And he knew about young people. Which other public figure - apart now from Pope Francis -  in our era's vain and brittle superficiality will, for example, begin an address with the simple sincerity of "Dear young friends!", and mean it?  Who else will refuse to patronise them or to water down his wisdom for them?  Who else will, as he did at World Youth Day in Madrid, decline to flee a freak thunderstorm and instead remain with the million-strong gathering of young pilgrims?  And who else knows that this works?  Who would have thought that an uncharismatic and grandfatherly gentleman could earn  these cheers of 80,000 young people (and your correspondent's) in Hyde Park, during the magnificent and unforgettable Papal Visit to Britain in 2010?  It works of course because it is not really about him: he never forgot that he was the servant of the servants of God.  And since what he was bound to teach is as true for the young as it is for the old, he could say with conviction in his introduction to the new Youth Catechism:
"Many people say to me: The youth of today are not interested in this. I disagree, and I am certain that I am right. The youth of today are not as superficial as some think. They want to know what life is really all about."
Vigil at Hyde Park in London, 18th September 2010, on the eve of the beatification of Bl. John Henry Newman.  No relation: he is a Blessed, after all!

Tuesday, January 06, 2015

Why this blog and why its title?

The second question is the easier to answer!  The words are a favourite phrase of mine; they come from a prayer written by the writer, theologian, priest and cardinal John Henry Newman (1801-1890).  I think it is worth reproducing in full:
'God has created me to do Him some definite service. He has committed some work to me which He has not committed to another. I have my mission. I may never know it in this life, but I shall be told it in the next. I am a link in a chain, a bond of connection between persons.
He has not created me for naught. I shall do good; I shall do His work.  I shall be an angel of peace, a preacher of truth in my own place, while not intending it if I do but keep His commandments.  Therefore, I will trust Him, whatever I am, I can never be thrown away. If I am in sickness, my sickness may serve Him, in perplexity, my perplexity may serve Him. If I am in sorrow, my sorrow may serve Him. He does nothing in vain. He knows what He is about. He may take away my friends. He may throw me among strangers. He may make me feel desolate, make my spirits sink, hide my future from me. Still, He knows what He is about.' 
Bl. John Henry Newman: Meditations on Christian Doctrine, Meditations and Devotions, March 7, 1848.
These are wise enough words in themselves, but I have another reason to cherish them.  I heard them repeated by one of my heroes, Pope Benedict XVI (now Pope Emeritus), at the vigil held in Hyde Park before Newman's beatification.
'Here I wish to say a special word to the many young people present. Dear young friends: only Jesus knows what “definite service” he has in mind for you. Be open to his voice resounding in the depths of your heart: even now his heart is speaking to your heart. Christ has need of families to remind the world of the dignity of human love and the beauty of family life. He needs men and women who devote their lives to the noble task of education, tending the young and forming them in the ways of the Gospel. He needs those who will consecrate their lives to the pursuit of perfect charity, following him in chastity, poverty and obedience, and serving him in the least of our brothers and sisters. He needs the powerful love of contemplative religious, who sustain the Church’s witness and activity through their constant prayer. And he needs priests, good and holy priests, men who are willing to lay down their lives for their sheep. Ask our Lord what he has in mind for you! Ask him for the generosity to say “yes!” Do not be afraid to give yourself totally to Jesus. He will give you the grace you need to fulfil your vocation.'
 Benedict XVI addressing young people at Hyde Park, in London, 18th September, 2010.

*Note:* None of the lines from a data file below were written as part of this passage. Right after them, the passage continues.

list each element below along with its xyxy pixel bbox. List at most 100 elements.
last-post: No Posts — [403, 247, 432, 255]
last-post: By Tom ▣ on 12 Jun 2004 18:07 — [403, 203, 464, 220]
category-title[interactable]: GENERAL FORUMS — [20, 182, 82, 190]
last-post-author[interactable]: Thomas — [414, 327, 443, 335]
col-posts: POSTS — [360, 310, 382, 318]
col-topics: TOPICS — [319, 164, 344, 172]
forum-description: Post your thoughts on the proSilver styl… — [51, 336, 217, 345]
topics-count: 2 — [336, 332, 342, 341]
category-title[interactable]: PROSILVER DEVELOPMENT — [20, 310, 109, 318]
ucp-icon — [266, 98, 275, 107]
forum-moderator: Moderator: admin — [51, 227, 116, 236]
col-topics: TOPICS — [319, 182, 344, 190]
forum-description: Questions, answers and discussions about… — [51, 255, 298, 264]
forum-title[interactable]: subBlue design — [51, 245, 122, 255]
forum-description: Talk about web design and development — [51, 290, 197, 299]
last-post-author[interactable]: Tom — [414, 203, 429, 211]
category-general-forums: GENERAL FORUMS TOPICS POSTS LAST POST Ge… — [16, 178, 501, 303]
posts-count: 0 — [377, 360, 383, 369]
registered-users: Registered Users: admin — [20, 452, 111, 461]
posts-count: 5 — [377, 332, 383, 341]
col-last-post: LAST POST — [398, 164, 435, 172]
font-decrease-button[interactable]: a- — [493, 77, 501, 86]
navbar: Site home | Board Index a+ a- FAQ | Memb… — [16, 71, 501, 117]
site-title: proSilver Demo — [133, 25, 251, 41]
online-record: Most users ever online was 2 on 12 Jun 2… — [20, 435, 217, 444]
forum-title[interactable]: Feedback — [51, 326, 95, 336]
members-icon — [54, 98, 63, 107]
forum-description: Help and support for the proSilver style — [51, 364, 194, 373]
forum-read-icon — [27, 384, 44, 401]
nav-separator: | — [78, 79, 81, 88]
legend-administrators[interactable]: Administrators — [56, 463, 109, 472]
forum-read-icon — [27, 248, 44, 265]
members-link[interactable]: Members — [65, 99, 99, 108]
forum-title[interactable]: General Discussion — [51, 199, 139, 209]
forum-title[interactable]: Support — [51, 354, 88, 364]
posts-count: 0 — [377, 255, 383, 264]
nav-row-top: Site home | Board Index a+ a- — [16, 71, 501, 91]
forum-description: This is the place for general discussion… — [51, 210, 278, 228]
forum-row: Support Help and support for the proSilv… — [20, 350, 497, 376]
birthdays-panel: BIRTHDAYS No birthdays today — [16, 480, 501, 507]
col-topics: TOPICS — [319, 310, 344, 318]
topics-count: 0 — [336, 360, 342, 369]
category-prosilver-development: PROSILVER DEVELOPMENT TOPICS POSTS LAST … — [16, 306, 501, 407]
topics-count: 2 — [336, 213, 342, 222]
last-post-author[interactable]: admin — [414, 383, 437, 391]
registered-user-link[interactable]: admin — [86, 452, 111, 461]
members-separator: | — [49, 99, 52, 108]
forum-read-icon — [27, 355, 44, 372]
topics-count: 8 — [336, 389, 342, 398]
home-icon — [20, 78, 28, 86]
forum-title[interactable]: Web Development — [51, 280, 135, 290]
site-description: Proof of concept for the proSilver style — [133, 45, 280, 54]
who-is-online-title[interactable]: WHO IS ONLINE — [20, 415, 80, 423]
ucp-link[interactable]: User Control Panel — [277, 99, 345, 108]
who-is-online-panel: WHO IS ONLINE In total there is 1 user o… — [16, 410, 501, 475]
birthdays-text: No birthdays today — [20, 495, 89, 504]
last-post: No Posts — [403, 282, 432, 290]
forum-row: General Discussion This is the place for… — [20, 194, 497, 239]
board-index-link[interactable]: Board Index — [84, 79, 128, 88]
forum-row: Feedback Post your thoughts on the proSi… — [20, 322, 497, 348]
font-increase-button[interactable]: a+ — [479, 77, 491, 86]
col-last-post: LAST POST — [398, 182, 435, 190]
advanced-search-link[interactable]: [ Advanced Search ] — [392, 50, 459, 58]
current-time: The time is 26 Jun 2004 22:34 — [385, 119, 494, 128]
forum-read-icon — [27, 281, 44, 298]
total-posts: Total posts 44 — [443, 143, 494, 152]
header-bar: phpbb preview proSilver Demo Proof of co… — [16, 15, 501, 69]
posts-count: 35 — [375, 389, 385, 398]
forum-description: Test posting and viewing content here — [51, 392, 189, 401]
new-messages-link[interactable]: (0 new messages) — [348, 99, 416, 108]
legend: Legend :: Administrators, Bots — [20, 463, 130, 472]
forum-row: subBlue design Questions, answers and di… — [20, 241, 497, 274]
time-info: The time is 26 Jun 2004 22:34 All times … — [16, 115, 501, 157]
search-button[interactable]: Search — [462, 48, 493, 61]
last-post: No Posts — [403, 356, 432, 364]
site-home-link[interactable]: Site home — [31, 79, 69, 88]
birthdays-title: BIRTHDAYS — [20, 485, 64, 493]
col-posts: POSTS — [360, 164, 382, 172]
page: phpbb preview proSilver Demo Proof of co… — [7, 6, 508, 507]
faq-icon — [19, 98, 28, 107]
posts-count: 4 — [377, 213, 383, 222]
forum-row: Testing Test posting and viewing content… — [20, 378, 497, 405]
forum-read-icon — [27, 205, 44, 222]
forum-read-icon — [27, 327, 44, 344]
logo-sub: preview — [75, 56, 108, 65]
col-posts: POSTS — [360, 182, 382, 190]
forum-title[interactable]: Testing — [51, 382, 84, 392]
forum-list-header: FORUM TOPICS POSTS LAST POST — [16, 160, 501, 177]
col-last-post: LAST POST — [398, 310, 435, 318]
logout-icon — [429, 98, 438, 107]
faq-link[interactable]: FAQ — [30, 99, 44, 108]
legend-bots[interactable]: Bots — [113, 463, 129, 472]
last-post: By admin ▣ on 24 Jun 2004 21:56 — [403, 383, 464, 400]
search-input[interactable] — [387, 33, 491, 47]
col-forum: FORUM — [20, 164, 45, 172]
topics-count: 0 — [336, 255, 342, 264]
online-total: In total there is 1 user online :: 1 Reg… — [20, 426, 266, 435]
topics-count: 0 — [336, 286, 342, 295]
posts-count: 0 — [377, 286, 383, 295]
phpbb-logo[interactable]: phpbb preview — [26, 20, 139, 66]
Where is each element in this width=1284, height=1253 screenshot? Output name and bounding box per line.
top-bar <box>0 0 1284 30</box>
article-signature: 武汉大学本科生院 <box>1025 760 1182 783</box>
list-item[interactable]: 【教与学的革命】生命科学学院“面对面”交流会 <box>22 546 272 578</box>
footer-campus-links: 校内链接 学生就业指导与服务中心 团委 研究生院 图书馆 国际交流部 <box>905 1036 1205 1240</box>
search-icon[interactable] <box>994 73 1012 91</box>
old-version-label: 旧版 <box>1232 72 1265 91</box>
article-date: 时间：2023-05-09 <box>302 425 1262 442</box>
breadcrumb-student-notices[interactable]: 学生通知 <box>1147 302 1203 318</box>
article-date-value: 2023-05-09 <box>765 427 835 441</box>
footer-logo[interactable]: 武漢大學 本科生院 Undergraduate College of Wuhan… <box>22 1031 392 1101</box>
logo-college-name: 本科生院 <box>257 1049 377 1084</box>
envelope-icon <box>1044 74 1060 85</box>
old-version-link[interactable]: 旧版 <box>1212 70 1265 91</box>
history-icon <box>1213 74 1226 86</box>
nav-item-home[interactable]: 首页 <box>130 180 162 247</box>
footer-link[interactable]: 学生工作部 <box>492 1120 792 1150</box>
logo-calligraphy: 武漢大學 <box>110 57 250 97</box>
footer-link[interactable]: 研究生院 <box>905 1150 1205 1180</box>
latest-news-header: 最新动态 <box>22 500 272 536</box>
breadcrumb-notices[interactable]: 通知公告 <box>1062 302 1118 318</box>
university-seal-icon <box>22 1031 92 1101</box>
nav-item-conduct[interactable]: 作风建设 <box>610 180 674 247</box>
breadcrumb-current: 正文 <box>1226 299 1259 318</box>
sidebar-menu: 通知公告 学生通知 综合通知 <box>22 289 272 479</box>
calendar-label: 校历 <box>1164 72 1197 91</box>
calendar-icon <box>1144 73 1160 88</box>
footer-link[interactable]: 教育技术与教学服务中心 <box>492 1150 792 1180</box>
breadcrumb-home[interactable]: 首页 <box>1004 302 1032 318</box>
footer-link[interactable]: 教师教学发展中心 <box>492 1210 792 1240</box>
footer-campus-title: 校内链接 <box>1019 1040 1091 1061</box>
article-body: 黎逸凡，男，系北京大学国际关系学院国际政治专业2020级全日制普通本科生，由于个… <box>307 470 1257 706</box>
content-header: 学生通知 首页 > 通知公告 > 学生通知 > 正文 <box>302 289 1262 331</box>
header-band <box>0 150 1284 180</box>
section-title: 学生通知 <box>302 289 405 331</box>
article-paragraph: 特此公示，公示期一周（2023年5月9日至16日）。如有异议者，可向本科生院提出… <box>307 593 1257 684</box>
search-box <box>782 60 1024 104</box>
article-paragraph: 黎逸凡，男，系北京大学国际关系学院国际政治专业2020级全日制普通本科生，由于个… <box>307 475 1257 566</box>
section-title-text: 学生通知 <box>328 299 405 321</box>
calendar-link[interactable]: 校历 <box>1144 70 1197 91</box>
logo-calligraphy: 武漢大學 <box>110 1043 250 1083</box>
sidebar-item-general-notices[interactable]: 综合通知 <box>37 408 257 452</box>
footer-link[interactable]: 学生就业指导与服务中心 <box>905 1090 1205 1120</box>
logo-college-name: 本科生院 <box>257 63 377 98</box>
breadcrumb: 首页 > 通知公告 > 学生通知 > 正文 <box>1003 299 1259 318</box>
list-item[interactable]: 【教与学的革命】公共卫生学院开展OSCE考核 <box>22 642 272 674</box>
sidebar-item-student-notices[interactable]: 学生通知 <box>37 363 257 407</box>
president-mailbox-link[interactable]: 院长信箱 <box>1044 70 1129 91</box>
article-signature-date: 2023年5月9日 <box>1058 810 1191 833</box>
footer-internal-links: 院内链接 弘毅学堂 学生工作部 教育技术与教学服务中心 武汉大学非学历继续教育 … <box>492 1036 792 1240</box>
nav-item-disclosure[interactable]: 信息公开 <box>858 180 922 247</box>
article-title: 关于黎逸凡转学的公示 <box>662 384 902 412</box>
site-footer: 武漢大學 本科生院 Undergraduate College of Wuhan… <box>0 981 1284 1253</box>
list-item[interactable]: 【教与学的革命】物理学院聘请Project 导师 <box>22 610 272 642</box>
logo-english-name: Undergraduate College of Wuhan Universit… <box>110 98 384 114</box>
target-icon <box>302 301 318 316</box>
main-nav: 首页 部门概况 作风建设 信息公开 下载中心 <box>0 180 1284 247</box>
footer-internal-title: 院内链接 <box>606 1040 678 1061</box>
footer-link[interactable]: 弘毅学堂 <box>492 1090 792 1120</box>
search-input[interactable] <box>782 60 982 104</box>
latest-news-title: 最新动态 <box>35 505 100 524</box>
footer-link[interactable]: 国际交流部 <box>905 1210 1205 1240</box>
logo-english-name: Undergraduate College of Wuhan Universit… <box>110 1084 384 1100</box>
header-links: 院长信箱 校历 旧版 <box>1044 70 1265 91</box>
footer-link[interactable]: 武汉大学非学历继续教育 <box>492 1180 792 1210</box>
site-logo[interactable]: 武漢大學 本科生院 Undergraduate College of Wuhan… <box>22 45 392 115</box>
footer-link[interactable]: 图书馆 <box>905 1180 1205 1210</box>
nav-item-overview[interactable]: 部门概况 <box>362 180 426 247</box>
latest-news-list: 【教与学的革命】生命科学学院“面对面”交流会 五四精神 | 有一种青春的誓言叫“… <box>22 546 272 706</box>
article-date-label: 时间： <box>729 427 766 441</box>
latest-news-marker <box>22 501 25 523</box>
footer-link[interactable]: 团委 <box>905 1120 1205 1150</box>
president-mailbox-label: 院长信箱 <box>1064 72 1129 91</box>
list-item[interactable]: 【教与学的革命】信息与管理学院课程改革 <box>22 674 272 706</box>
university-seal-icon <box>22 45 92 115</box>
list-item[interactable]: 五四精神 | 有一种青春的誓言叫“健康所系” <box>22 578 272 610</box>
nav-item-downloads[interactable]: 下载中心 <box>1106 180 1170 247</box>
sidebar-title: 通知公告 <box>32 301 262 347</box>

If it is good enough an idea for these two men, it is good enough for me: that even the hardest and humblest deed can be done in 'some definite service' (a paradox in the best tradition of Christianity, as Chesterton might have pointed out), and is never in vain.

Now I may be misguided in believing that this could apply specifically to my writing a blog about (I imagine) all sorts of things like poetry, culture, music and so on, and I may very much doubt that anyone else's 'definite service' extends to having to read it, but it ought to be good writing practice and a bit of fun.